SmSh: One of the key aspects of SHExpat is your Forum section. And one of your chief tasks is moderating the Forum. How heavy of a hand have you adopted over the years? Approximately, in the last ten years, how many people have you banned? What's the most frequently occurring ban-able offense?

Michael: Actually, I personally do not have a heavy hand, though some would disagree. Of course, this being China, we do have to walk a fine line with appropriate content. Also, we have quite a diverse group of people using our site -- moms in Pudong, to single students, to senior managers at MNCs, to English teachers. Very tough to please everyone.

In terms of banning, mostly it's the spammers. We ban a handful of spammers every week. We delete a few dozen posts every week. Very few people who are active members get banned for good. The ones that do get banned are the ones that just really don't get it and step over the line again and again. We do warnings and short bans (like a week ), but if there are issues with language, outing real life identities without permission, flamewars (though we have created a place for that ) and they keep coming, we moderate. A few of mods wish I was a lot tougher...

SmSh: Who's got the most posts on the Forum? Who's winning?

Michael: It all about time. The most this month or the most this year? Overall, Magnolia I think is still tops at over 32,000 posts. She has been around a long time. Very savvy and helpful person. She went back to her home country, but still posts. We have become the default online community to a handful of people, even though they are no longer in Shanghai. A few people may have more, but spread it over a handful of screen names.

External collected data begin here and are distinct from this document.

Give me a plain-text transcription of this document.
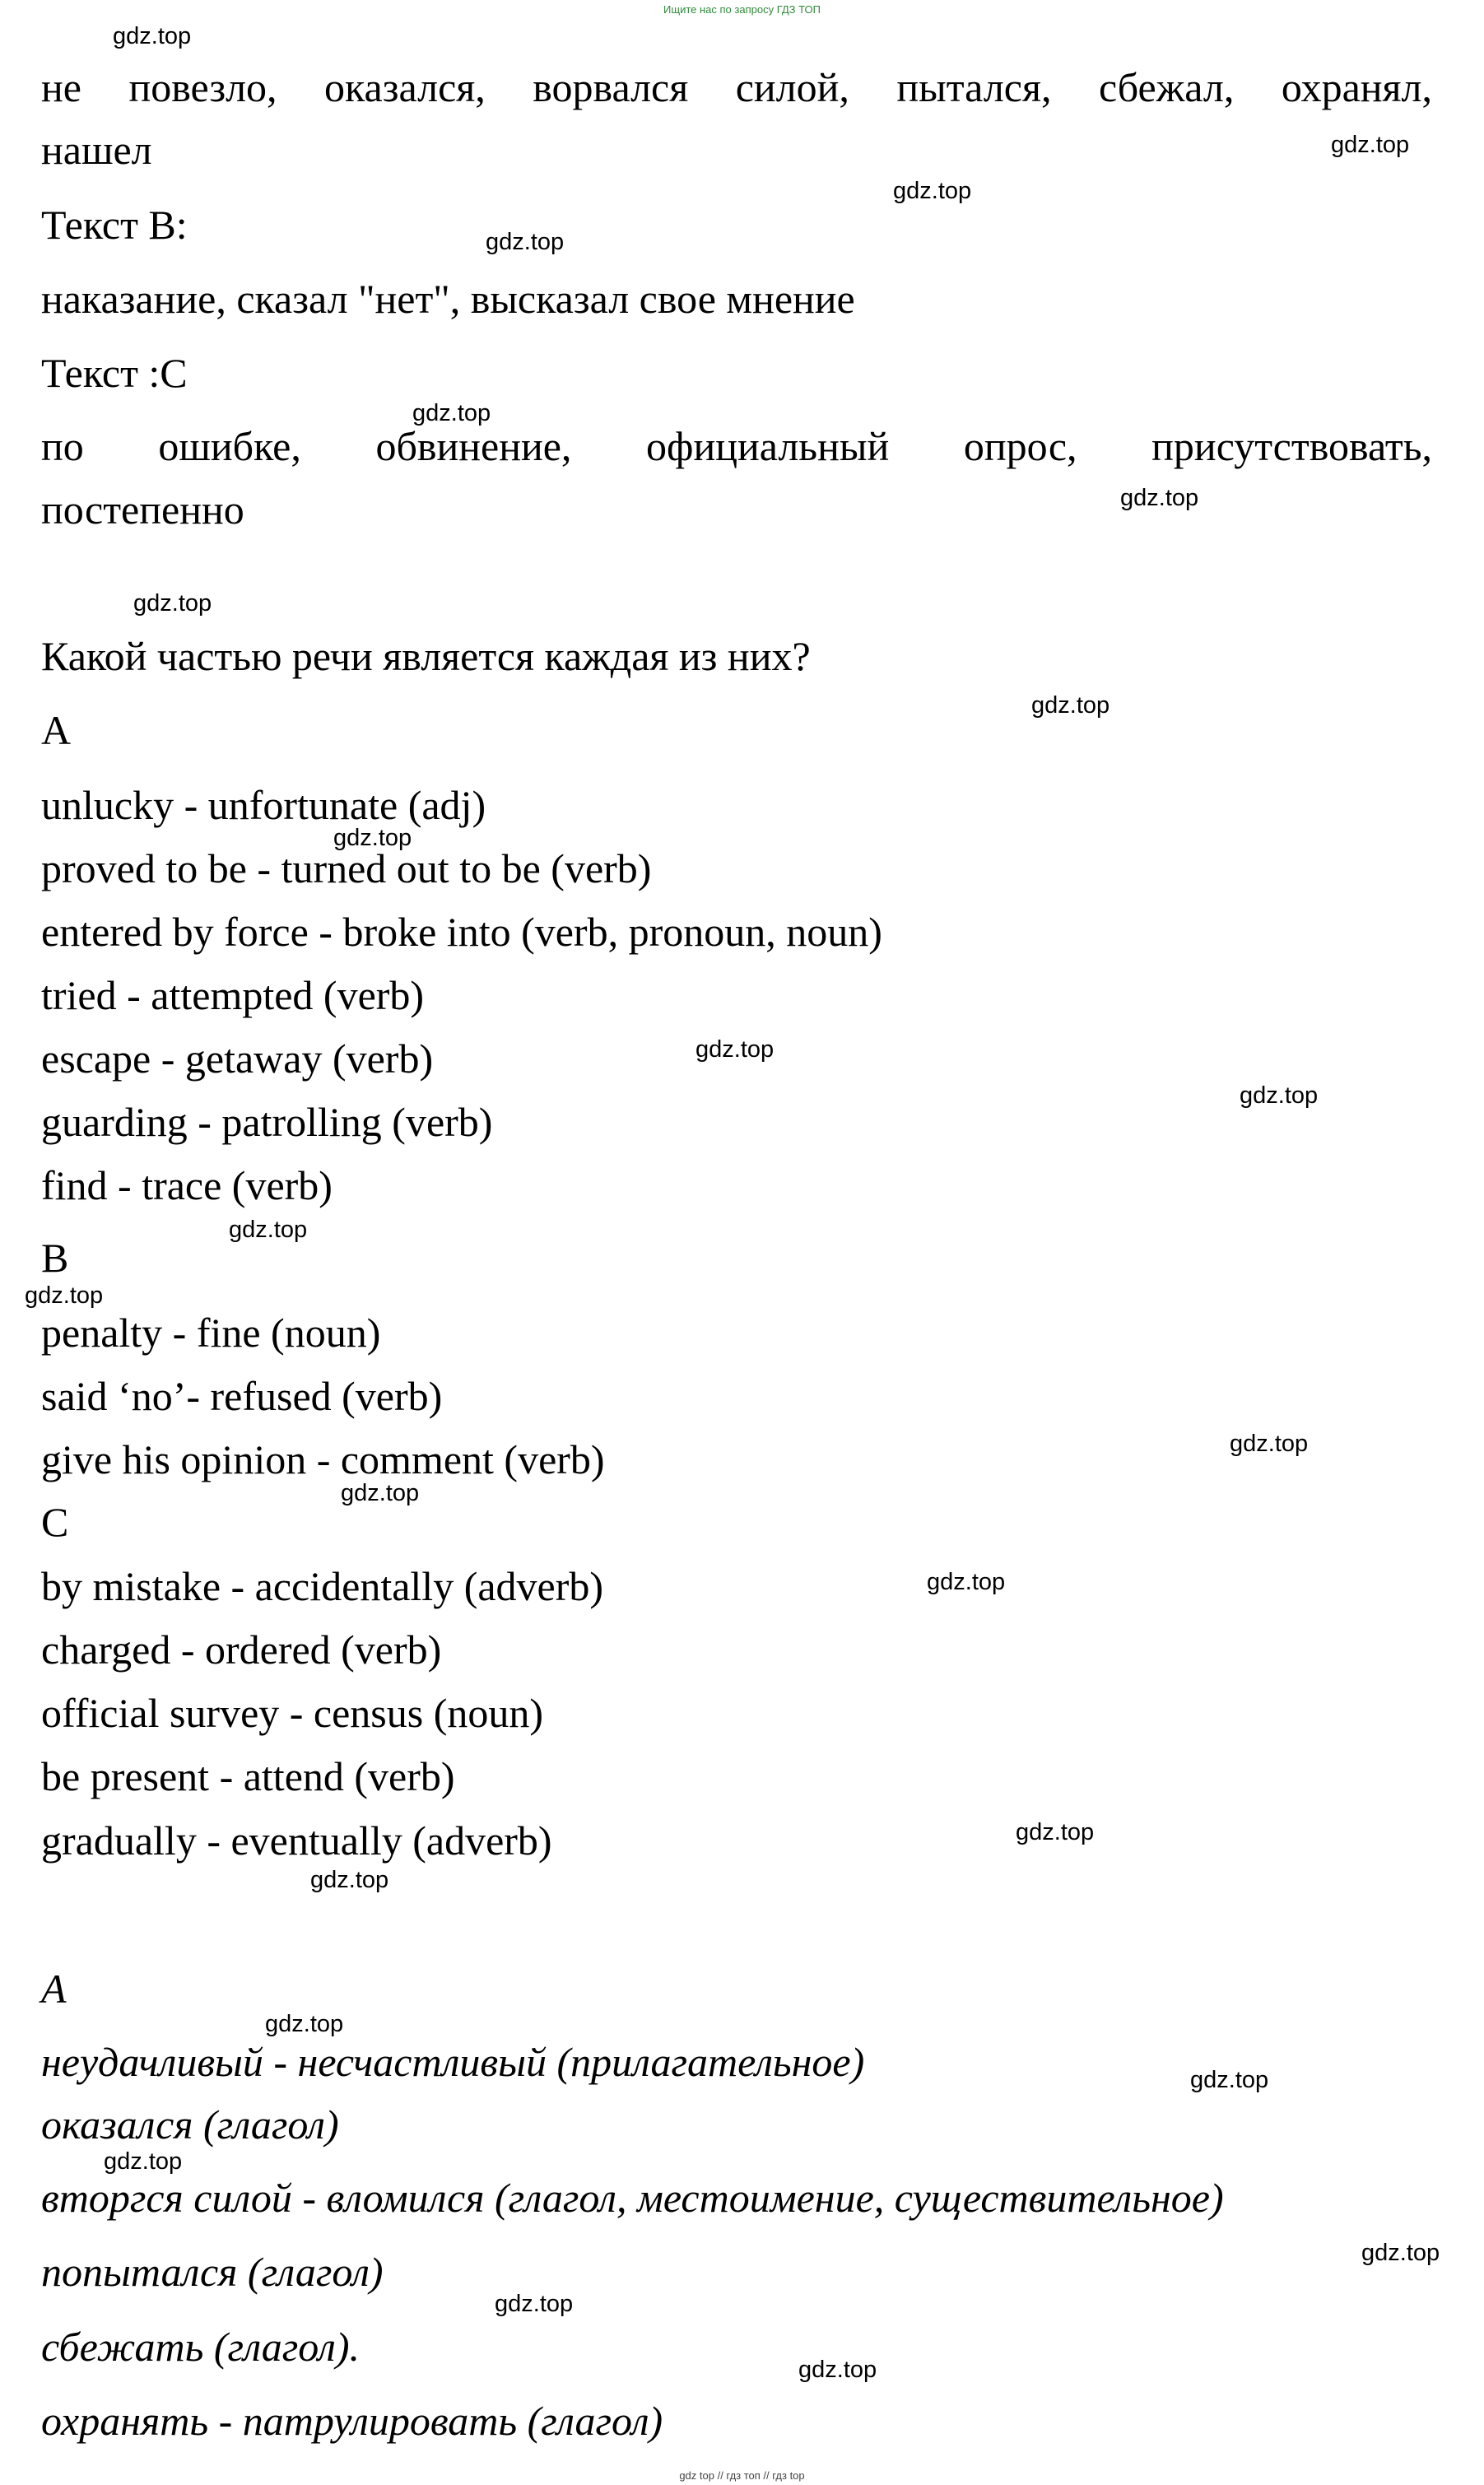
Ищите нас по запросу ГДЗ ТОП
не повезло, оказался, ворвался силой, пытался, сбежал, охранял,
нашел
Текст В:
наказание, сказал "нет", высказал свое мнение
Текст :С
по ошибке, обвинение, официальный опрос, присутствовать,
постепенно
Какой частью речи является каждая из них?
А
unlucky - unfortunate (adj)
proved to be - turned out to be (verb)
entered by force - broke into (verb, pronoun, noun)
tried - attempted (verb)
escape - getaway (verb)
guarding - patrolling (verb)
find - trace (verb)
B
penalty - fine (noun)
said ‘no’- refused (verb)
give his opinion - comment (verb)
C
by mistake - accidentally (adverb)
charged - ordered (verb)
official survey - census (noun)
be present - attend (verb)
gradually - eventually (adverb)
A
неудачливый - несчастливый (прилагательное)
оказался (глагол)
вторгся силой - вломился (глагол, местоимение, существительное)
попытался (глагол)
сбежать (глагол).
охранять - патрулировать (глагол)
gdz.top
gdz.top
gdz.top
gdz.top
gdz.top
gdz.top
gdz.top
gdz.top
gdz.top
gdz.top
gdz.top
gdz.top
gdz.top
gdz.top
gdz.top
gdz.top
gdz.top
gdz.top
gdz.top
gdz.top
gdz.top
gdz.top
gdz.top
gdz.top
gdz top // гдз топ // гдз top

SmSh: Do you miss the SmartShanghai Forum? On a scale of 1 to 10, how sad were you when SmartShanghai axed the SmSh Forum?

Michael: I read it often and thought it had a niche that was not covered well on our site. Can't say I was sad. I can say I understood the decision and know how hard it is to keep a forum clean and still keep up with all the ideas and plans and demand of business. I definitely think Smart covers a niche that we did not cover. We don't have a big nightlife section because Smart was already there.

[Ed’s note: Sadness seems to measure at about a 4.]

SmSh: Do you ever get sick of giving people advice about ayi-related issues?

Michael: There is a bit of a issue with some older members who end up seeing the same questions on relocation again and again. One reason we have editorial now. However, you have to forgive the noobs and I see it an opportunity to engage another person to become a more active member on the forum. Personally, I am happy to answer the same question 20 times a year AND the answer might not always be the same.

SmSh: What's in store for the future or the business? Have you thought about expanding the model to other cities in China?

Michael: Good question. We have several ideas. We actually try to do something new every year. Some things have worked out great and some things haven't. We have to get a few things done and then we'll work on picking out a new project.

We have thought about other cities, and still may do it, but anything we do in other cities in China, will likely be smaller and more expensive to run than Shanghaiexpat. In order to grow the business significantly, I think we do need to be in other Asian cities, but that takes capital.

Personally, I quite amazed that we have arrived at 10 years of doing this and are still here.

Here's something I wrote for our 10th Anniversary article:

"Shanghaiexpat is the result of efforts and participation by many people. The people helping other Shanghai newbies on the forum. People who helped out and volunteeed at our events. Dedicated employees who made things happen in IT, Sales, Marketing and Admin. Partners who lent us expertise to make sure things were done right."

SmSh: For once and all time, what are three pieces of advice you would give new-comers to Shanghai?

Michael:

1. Find people you can trust and build your personal network with them. It's worth gold here.

2. Have a goal for the day and for your time in China. Shanghai is the kind of people where time flies and it is really easy to spin your wheels.

3. Things are different here than where you are from. Just expect they will be and don't let small things bug you. Have a good time here.